Neither commercial banks nor insurance companies were allowed to be members of the exchange in either capacity. So a commercial bank with busines to transact found that it had to pay for the services of both a broker and a jobber.
Defenders of such rules often claimed that the single-capacity rule kept conflicts of interest at bay. But as Ranald Michie, author of a history of the LSE, noted, the underlying fear was that a change in these rules would make it impossible for the brokers to keep their fixed commissions, and this would force many out of business.
The government of Prime Minister Margaret Thatcher pressed for modernisation of the rules of the LSE, which had remained essentially the same over the preceding 150 years.
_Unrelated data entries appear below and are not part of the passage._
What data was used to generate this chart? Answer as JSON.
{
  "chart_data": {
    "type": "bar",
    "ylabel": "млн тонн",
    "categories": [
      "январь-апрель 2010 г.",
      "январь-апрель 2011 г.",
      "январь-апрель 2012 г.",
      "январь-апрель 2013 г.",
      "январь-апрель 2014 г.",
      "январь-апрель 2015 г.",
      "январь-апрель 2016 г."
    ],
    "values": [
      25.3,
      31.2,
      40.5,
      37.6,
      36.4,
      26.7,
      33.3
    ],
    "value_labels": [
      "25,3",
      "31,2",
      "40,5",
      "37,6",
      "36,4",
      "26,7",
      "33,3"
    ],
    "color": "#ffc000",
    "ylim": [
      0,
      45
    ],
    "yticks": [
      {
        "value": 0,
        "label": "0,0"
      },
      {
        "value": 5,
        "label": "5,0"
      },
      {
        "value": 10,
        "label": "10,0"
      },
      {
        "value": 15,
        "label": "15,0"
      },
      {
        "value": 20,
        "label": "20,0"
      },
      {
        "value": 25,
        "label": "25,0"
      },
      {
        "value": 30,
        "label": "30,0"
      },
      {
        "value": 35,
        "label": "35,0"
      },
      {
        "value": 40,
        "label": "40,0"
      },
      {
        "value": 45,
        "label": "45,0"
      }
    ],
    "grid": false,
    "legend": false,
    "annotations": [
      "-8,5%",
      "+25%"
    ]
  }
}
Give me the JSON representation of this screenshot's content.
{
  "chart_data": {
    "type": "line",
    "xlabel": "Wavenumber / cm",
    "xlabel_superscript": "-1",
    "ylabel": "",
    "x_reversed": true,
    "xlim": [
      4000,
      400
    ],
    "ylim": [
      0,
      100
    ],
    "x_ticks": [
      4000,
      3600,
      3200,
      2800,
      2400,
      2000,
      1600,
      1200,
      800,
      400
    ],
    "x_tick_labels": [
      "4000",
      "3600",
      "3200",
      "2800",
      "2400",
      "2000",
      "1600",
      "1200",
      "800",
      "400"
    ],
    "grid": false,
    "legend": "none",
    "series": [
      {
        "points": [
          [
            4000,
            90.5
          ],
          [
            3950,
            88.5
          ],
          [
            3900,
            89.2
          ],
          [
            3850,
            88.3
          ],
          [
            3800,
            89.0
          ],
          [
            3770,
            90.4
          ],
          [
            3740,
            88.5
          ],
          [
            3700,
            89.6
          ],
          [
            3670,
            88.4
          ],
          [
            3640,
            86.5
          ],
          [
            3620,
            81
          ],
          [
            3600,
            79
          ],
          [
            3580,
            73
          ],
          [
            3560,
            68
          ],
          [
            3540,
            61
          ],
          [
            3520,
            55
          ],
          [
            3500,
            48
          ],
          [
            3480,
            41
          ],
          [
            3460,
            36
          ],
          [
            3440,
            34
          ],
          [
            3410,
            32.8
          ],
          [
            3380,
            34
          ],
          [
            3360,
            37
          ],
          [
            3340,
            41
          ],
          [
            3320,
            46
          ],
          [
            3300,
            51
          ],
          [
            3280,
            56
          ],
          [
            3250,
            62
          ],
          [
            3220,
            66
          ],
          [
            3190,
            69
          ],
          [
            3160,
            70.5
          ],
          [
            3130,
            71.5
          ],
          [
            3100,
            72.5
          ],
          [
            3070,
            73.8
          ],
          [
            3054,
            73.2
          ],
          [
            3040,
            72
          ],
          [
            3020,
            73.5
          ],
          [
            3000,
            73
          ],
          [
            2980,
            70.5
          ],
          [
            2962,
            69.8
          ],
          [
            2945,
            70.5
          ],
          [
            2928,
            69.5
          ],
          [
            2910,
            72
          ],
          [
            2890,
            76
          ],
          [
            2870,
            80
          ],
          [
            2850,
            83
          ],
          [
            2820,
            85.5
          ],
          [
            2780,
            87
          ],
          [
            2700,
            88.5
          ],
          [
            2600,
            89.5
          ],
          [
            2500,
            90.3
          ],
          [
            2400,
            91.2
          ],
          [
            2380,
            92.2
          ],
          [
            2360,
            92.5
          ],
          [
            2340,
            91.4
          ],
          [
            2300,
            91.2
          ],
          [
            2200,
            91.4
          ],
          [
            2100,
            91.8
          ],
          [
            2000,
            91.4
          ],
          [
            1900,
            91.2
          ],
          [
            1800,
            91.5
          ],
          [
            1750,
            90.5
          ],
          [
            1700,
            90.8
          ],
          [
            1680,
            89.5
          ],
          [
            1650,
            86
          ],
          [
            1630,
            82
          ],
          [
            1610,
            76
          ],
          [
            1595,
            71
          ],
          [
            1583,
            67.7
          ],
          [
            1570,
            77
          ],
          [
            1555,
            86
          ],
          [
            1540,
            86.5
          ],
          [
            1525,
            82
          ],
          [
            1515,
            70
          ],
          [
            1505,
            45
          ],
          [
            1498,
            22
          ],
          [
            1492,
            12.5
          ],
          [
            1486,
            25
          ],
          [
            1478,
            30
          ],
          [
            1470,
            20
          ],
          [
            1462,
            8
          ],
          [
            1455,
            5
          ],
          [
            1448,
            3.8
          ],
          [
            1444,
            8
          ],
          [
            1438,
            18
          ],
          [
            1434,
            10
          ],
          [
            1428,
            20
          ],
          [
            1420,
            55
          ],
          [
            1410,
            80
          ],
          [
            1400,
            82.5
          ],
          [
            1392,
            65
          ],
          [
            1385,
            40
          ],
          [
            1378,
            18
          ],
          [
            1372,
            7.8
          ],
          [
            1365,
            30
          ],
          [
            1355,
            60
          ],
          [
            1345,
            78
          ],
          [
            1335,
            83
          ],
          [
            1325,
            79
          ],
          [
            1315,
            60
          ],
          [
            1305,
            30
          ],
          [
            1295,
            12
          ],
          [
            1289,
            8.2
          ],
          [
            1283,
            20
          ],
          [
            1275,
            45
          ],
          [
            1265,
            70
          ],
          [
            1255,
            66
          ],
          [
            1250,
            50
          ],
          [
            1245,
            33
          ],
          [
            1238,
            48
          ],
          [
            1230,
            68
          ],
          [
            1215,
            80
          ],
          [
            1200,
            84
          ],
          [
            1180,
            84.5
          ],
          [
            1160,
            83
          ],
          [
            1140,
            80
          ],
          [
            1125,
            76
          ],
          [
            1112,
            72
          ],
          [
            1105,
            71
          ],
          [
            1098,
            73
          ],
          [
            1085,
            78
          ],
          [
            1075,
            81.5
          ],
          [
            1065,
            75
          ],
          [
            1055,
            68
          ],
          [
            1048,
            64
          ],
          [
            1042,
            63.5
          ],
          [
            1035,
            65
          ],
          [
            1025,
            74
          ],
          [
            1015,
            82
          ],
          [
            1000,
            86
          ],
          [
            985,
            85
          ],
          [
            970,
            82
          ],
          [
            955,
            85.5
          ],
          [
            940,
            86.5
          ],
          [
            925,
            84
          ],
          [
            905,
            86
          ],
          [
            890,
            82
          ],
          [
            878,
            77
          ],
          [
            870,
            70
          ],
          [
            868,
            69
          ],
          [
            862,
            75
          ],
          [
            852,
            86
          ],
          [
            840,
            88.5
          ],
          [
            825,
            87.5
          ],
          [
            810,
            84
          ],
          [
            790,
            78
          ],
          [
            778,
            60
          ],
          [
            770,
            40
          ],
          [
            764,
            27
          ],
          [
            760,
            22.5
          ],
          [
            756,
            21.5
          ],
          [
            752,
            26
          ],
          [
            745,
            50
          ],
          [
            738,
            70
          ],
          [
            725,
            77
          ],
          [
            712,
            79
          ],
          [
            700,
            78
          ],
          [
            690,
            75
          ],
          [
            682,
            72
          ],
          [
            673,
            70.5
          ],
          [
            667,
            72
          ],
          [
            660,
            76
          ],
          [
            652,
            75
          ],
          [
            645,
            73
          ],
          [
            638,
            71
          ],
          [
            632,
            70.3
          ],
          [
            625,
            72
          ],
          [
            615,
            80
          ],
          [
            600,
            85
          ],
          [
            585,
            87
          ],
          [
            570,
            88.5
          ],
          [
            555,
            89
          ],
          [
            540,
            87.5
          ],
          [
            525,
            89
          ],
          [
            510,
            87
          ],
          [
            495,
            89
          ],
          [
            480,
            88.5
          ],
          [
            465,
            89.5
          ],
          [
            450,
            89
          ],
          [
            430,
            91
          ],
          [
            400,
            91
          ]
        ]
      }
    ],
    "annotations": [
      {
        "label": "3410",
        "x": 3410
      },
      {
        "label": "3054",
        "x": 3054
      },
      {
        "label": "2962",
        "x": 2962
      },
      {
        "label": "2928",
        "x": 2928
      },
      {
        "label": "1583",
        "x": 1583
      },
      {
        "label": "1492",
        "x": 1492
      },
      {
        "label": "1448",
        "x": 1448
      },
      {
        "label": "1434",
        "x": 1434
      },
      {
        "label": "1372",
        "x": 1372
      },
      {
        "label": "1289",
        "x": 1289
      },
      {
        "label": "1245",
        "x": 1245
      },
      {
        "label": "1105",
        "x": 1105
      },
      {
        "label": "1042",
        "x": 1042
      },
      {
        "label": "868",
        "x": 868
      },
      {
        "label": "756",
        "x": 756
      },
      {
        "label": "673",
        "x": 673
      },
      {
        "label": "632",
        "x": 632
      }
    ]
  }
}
Its Financial Services Act of 1986 led to the "Big Bang" (as it was informally christened by the press) of October 27, 1986, when fixed commissions disappeared, as did the single-capacity rule, and various other restrictions.
These restrictions, as L.C.B. Gower has put it, "had to be removed if the City of London was to maintain and enhance its position as a major financial centre," given the competition from New York and from the continent of Europe.
One of the many developments in the U.K. stock market since the Big Bang has been the emergence of Ofex, an independent public market listing smaller companies than those found via the LSE.
Ofex went public in 2003, and in an interview with The Independent in April of that year, its chairman, John Jenkins, described himself as coming from a background of "jobbing and market making" where "you have a fraction of a second to make a decision."
Such expressions illustrate the continued use of the term "jobbing," which is employed more informally since the Big Bang, and is no longer thought of as a distinct occupation.
In U.S. history, the phrase "stock jobbers" sometimes appears as a term of abuse used by the Jeffersonians of the early days of the republic against the Hamiltonians.
John Adams, though a Federalist, cautioned that "the stock jobbers" might "become the praetorian head of the Government, at once its tool and its tyrant, bribed by its largesse and overawing it by clamours and combinations."